When looking at automatic refreshing, simple triggers and `LISTEN/NOTIFY` don't scale, as was mentioned in the comment regarding Hasura's multiplexing. I think, in the absence of incrementally maintained views, their multiplexing strategy is a good compromise for databases like postgres. However, it should be noted that continuous query / subscription of views is the exact scenario under which incremental computation will provide both lower latency and greater resource efficiency.
vaughan|4 years ago
In the simplest case, I'm talking about regular SQL non-materialized views which are essentially inlined.
> incremental computation will provide both lower latency and greater resource efficiency.

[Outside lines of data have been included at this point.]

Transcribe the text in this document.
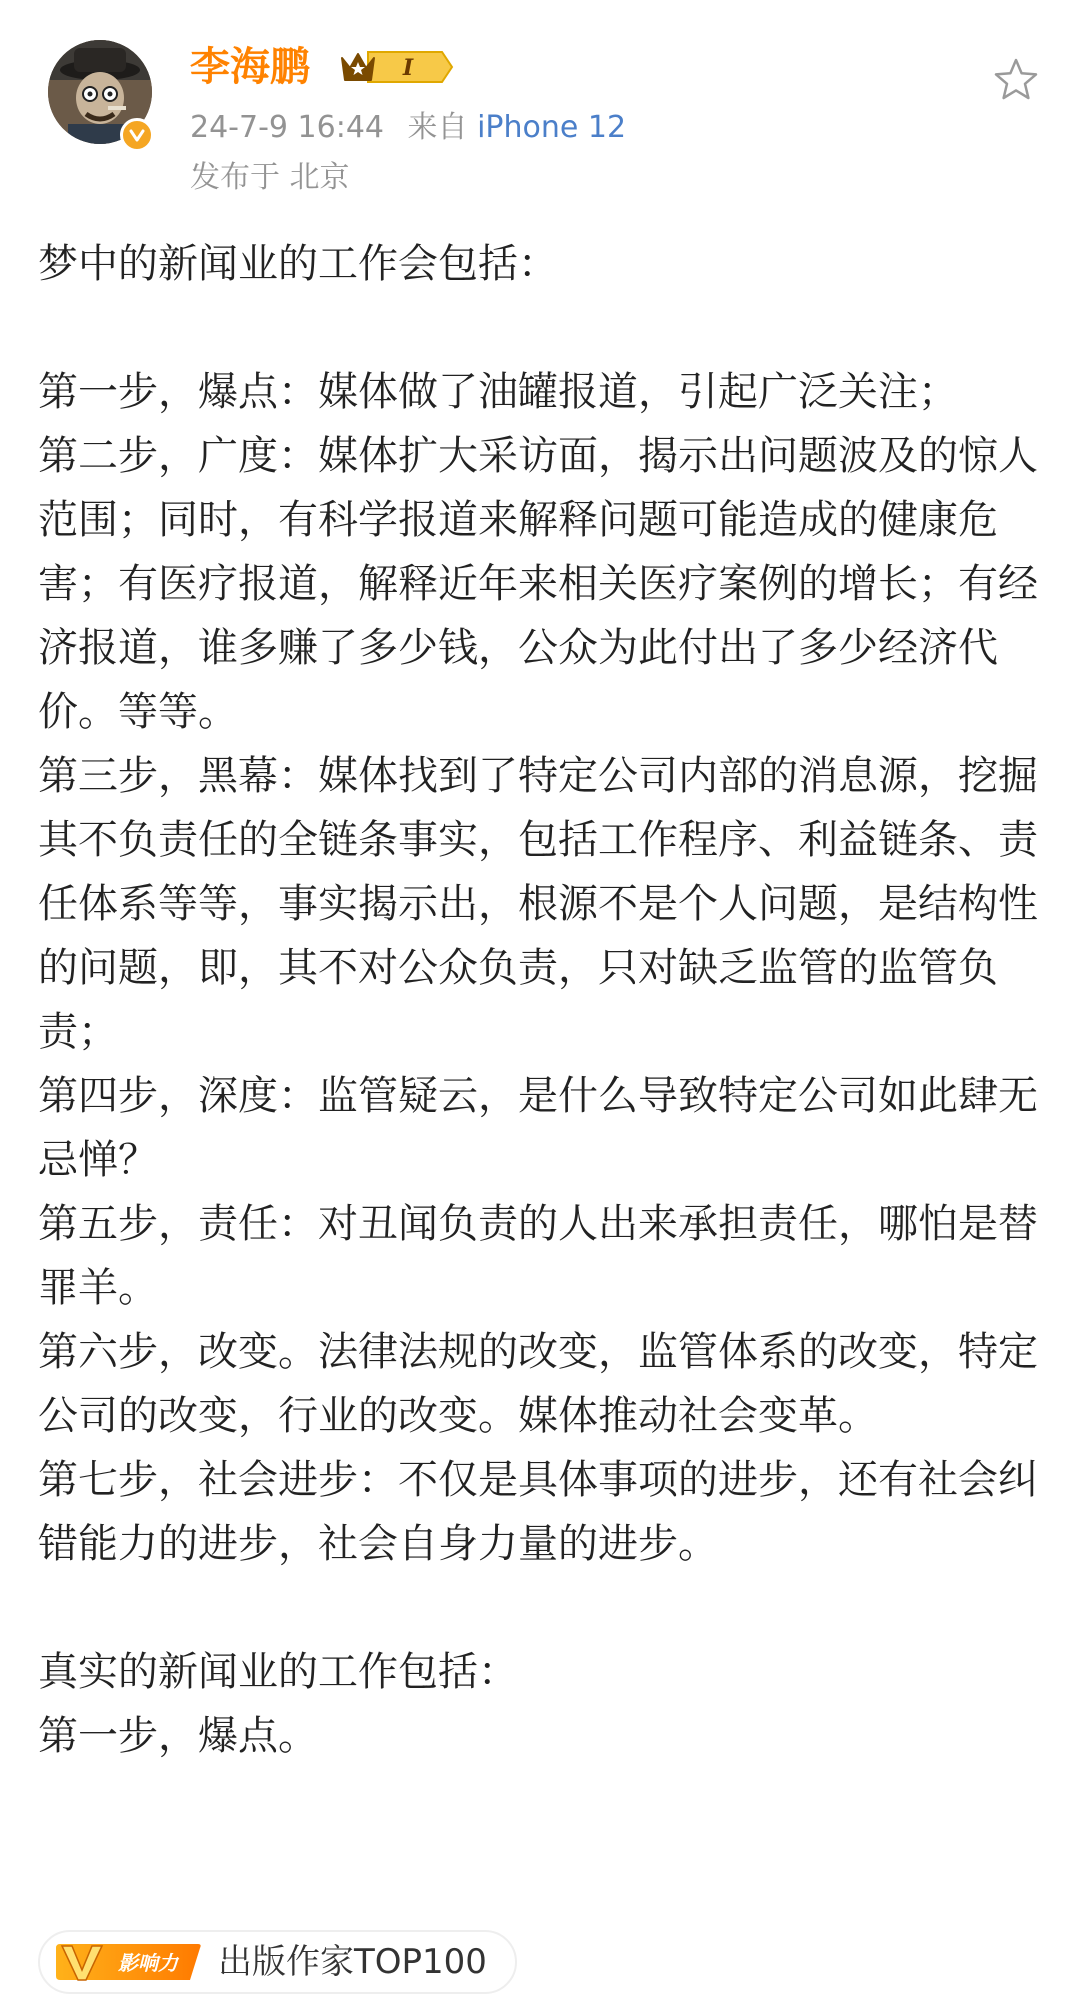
李海鹏	I
24-7-9 16:44 来自 iPhone 12
发布于 北京

梦中的新闻业的工作会包括：

第一步，爆点：媒体做了油罐报道，引起广泛关注；

第二步，广度：媒体扩大采访面，揭示出问题波及的惊人范围；同时，有科学报道来解释问题可能造成的健康危害；有医疗报道，解释近年来相关医疗案例的增长；有经济报道，谁多赚了多少钱，公众为此付出了多少经济代价。等等。

第三步，黑幕：媒体找到了特定公司内部的消息源，挖掘其不负责任的全链条事实，包括工作程序、利益链条、责任体系等等，事实揭示出，根源不是个人问题，是结构性的问题，即，其不对公众负责，只对缺乏监管的监管负责；

第四步，深度：监管疑云，是什么导致特定公司如此肆无忌惮？

第五步，责任：对丑闻负责的人出来承担责任，哪怕是替罪羊。

第六步，改变。法律法规的改变，监管体系的改变，特定公司的改变，行业的改变。媒体推动社会变革。

第七步，社会进步：不仅是具体事项的进步，还有社会纠错能力的进步，社会自身力量的进步。

真实的新闻业的工作包括：

第一步，爆点。

影响力 出版作家TOP100
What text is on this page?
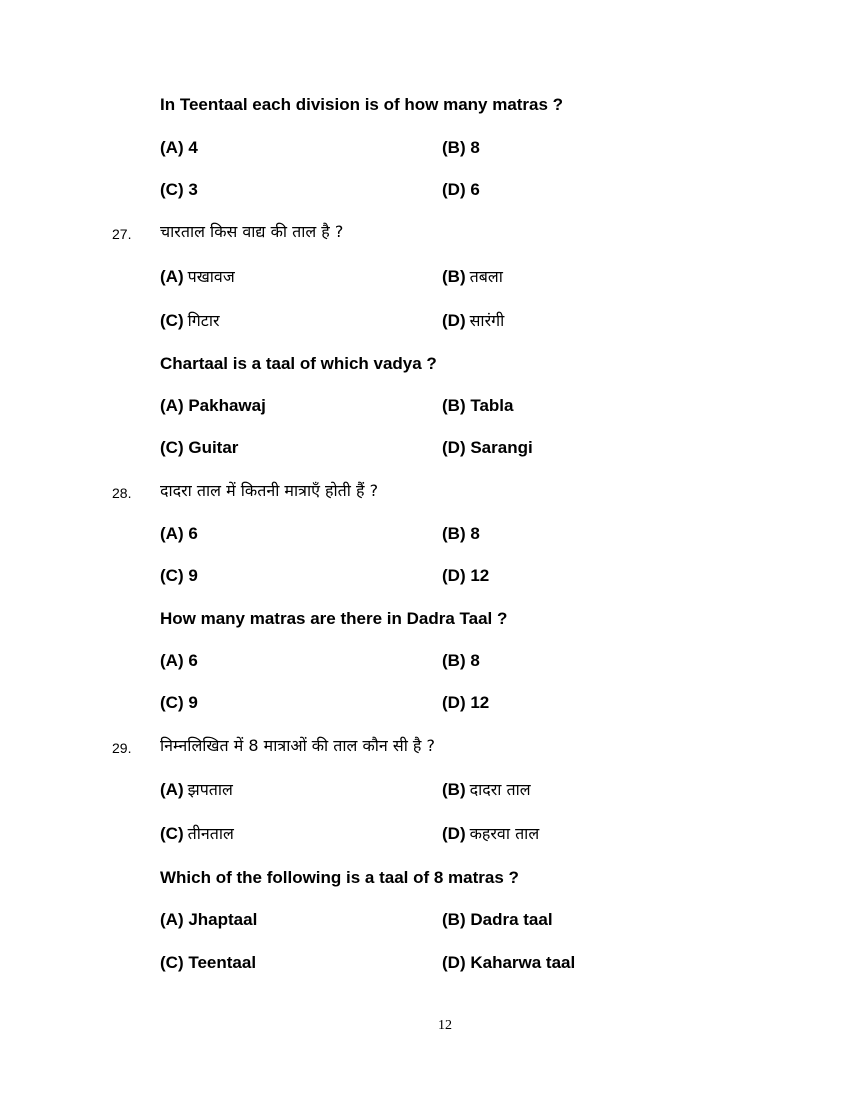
In Teentaal each division is of how many matras ?
(A) 4	(B) 8
(C) 3	(D) 6
27. चारताल किस वाद्य की ताल है ?
(A) पखावज	(B) तबला
(C) गिटार	(D) सारंगी
Chartaal is a taal of which vadya ?
(A) Pakhawaj	(B) Tabla
(C) Guitar	(D) Sarangi
28. दादरा ताल में कितनी मात्राएँ होती हैं ?
(A) 6	(B) 8
(C) 9	(D) 12
How many matras are there in Dadra Taal ?
(A) 6	(B) 8
(C) 9	(D) 12
29. निम्नलिखित में 8 मात्राओं की ताल कौन सी है ?
(A) झपताल	(B) दादरा ताल
(C) तीनताल	(D) कहरवा ताल
Which of the following is a taal of 8 matras ?
(A) Jhaptaal	(B) Dadra taal
(C) Teentaal	(D) Kaharwa taal
12
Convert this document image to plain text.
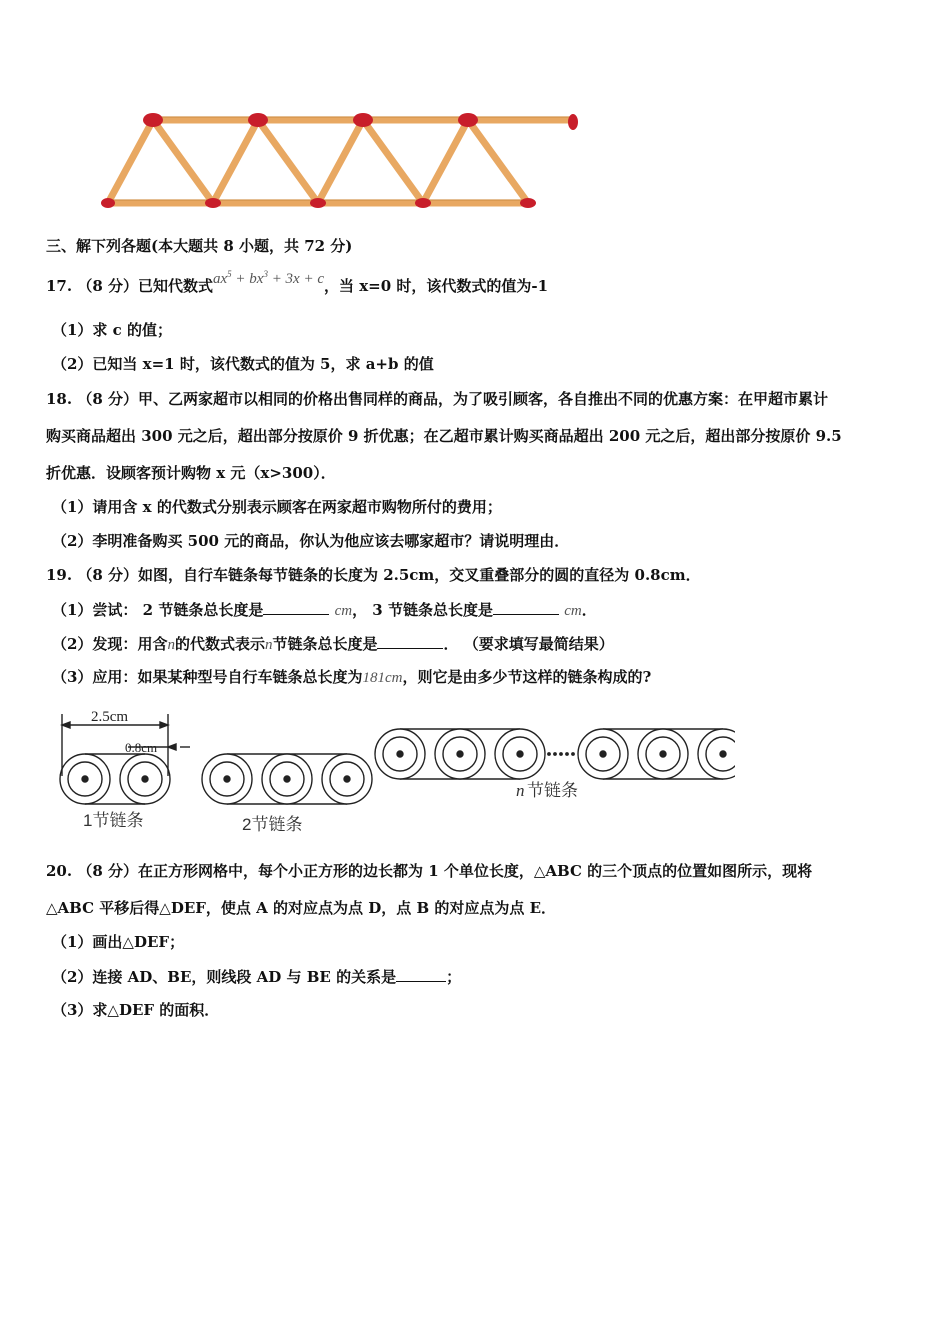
三、解下列各题(本大题共 8 小题，共 72 分)
17. （8 分）已知代数式$ax^5 + bx^3 + 3x + c$，当 x=0 时，该代数式的值为-1
（1）求 c 的值；
（2）已知当 x=1 时，该代数式的值为 5，求 a+b 的值
18. （8 分）甲、乙两家超市以相同的价格出售同样的商品，为了吸引顾客，各自推出不同的优惠方案：在甲超市累计
购买商品超出 300 元之后，超出部分按原价 9 折优惠；在乙超市累计购买商品超出 200 元之后，超出部分按原价 9.5
折优惠．设顾客预计购物 x 元（x>300）．
（1）请用含 x 的代数式分别表示顾客在两家超市购物所付的费用；
（2）李明准备购买 500 元的商品，你认为他应该去哪家超市？请说明理由．
19. （8 分）如图，自行车链条每节链条的长度为 2.5cm，交叉重叠部分的圆的直径为 0.8cm．
（1）尝试： 2 节链条总长度是	cm， 3 节链条总长度是	cm．
（2）发现：用含n的代数式表示n节链条总长度是	． （要求填写最简结果）
（3）应用：如果某种型号自行车链条总长度为181cm，则它是由多少节这样的链条构成的?
2.5cm
0.8cm
1节链条	2节链条
n 节链条
20. （8 分）在正方形网格中，每个小正方形的边长都为 1 个单位长度，△ABC 的三个顶点的位置如图所示，现将
△ABC 平移后得△DEF，使点 A 的对应点为点 D，点 B 的对应点为点 E．
（1）画出△DEF；
（2）连接 AD、BE，则线段 AD 与 BE 的关系是	；
（3）求△DEF 的面积．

Wish we had some better database primitives to assemble rather than building everything on Postgres - its not ideal for a lot of things.
cirego|4 years ago
I see that now -- makes sense!
> Wish we had some better database primitives to assemble rather than building everything on Postgres - its not ideal for a lot of things.
I'm curious to hear more about this! We agree that better primitives are required and that's why Materialize is written in Rust using using TimelyDataflow[1] and DifferentialDataflow[2] (both developed by Materialize co-founder Frank McSherry). The only relationship between Materialize and Postgres is that we are wire-compatible with Postgres and we don't share any code with Postgres nor do we have a dependence on it.